Reach Out Response Network
- Formation: 2020
- Headquarters: Toronto
- Co-founders: Asante Haughton, Rachel Bromberg
- Website: https://reachouttoronto.ca/

= Reach Out Response Network =

Toronto advocacy organization

Reach Out Response Network is a Toronto based organization that advocates for the City of Toronto to increase community-led responses to mental health emergencies.

== Organization ==
Reach Out Response Network is a community-led Toronto-based organization that was founded by Rachel Bromberg and Asante Haughton in 2020. It was based on the Crisis Assistance Helping Out On The Streets program run by the Eugene Police Department with a strong focus on advocacy work.

== Activities ==
In July 2020, co-founders Haughton and Bromberg published an op-ed in the Toronto Star promoting the organization. This created an influx of volunteers and a connection to Mohamed Shuriye, the City of Toronto's new manager of policing reform.
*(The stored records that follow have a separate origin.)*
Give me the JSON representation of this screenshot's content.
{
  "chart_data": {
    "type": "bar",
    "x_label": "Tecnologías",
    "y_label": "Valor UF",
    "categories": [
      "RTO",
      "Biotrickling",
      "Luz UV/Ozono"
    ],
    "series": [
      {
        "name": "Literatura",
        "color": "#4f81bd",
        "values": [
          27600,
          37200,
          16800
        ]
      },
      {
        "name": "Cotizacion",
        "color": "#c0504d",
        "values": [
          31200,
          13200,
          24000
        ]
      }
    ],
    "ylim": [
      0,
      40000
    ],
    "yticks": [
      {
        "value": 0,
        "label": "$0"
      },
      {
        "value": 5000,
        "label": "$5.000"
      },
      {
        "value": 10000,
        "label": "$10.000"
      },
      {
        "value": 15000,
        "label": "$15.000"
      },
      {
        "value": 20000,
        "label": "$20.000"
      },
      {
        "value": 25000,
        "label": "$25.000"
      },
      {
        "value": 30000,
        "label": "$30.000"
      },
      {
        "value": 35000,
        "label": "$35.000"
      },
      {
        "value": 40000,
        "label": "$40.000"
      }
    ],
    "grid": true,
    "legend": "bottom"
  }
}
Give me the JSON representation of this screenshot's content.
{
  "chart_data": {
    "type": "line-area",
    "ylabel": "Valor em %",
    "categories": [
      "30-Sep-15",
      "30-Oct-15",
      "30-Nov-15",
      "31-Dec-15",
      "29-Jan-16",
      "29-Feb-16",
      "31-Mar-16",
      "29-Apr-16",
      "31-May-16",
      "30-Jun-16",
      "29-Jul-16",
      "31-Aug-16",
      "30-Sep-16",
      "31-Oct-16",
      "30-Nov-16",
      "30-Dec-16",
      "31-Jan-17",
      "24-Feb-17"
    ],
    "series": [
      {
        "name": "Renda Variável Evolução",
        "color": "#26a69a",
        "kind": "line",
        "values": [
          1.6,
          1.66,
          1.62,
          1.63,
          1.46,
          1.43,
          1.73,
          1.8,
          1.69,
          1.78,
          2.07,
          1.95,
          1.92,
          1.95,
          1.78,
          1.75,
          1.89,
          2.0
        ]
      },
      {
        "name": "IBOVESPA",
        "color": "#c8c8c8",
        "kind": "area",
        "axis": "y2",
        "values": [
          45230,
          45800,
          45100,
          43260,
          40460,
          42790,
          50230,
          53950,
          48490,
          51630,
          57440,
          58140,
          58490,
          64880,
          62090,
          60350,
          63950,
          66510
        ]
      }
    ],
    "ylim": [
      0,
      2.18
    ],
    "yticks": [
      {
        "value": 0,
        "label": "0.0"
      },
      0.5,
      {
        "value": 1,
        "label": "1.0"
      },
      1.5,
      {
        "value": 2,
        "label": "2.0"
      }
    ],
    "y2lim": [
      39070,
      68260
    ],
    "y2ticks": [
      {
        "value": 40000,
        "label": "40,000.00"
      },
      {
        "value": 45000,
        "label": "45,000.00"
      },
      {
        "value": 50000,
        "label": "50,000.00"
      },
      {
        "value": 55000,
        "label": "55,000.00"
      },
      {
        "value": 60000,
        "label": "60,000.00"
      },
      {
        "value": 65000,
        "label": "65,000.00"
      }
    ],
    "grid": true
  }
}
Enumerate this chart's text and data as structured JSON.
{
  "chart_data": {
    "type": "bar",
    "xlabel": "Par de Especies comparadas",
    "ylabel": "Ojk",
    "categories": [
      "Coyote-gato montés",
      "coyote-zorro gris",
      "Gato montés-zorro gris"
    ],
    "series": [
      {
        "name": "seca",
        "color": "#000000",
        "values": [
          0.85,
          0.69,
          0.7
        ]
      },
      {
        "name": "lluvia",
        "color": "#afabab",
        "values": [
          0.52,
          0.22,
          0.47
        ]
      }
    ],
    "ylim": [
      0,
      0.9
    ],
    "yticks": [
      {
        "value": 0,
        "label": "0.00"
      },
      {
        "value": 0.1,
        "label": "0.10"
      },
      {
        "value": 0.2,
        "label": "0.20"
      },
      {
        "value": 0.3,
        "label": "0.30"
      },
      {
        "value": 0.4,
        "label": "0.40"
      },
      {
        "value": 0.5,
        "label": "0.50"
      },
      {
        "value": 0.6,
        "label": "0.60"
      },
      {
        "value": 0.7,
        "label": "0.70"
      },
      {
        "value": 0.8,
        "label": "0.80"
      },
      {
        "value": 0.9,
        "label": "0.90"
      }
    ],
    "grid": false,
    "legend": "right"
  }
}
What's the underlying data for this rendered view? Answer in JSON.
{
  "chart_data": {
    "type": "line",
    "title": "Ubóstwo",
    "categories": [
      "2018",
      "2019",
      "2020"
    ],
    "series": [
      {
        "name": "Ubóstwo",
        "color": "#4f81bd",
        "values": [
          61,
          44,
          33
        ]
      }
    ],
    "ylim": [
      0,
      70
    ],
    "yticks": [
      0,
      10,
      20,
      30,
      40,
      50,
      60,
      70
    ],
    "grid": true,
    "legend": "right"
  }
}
In 2020, they submitted a 92-page report of recommendations to the City of Toronto.

Their 2021 publication Report on International Crisis Response Team Training documented alternatives to police response to mental-health-related emergencies. Later in 2021, the group welcomed the City of Toronto's decision to pilot community-led responses to 911 calls about mental health crises.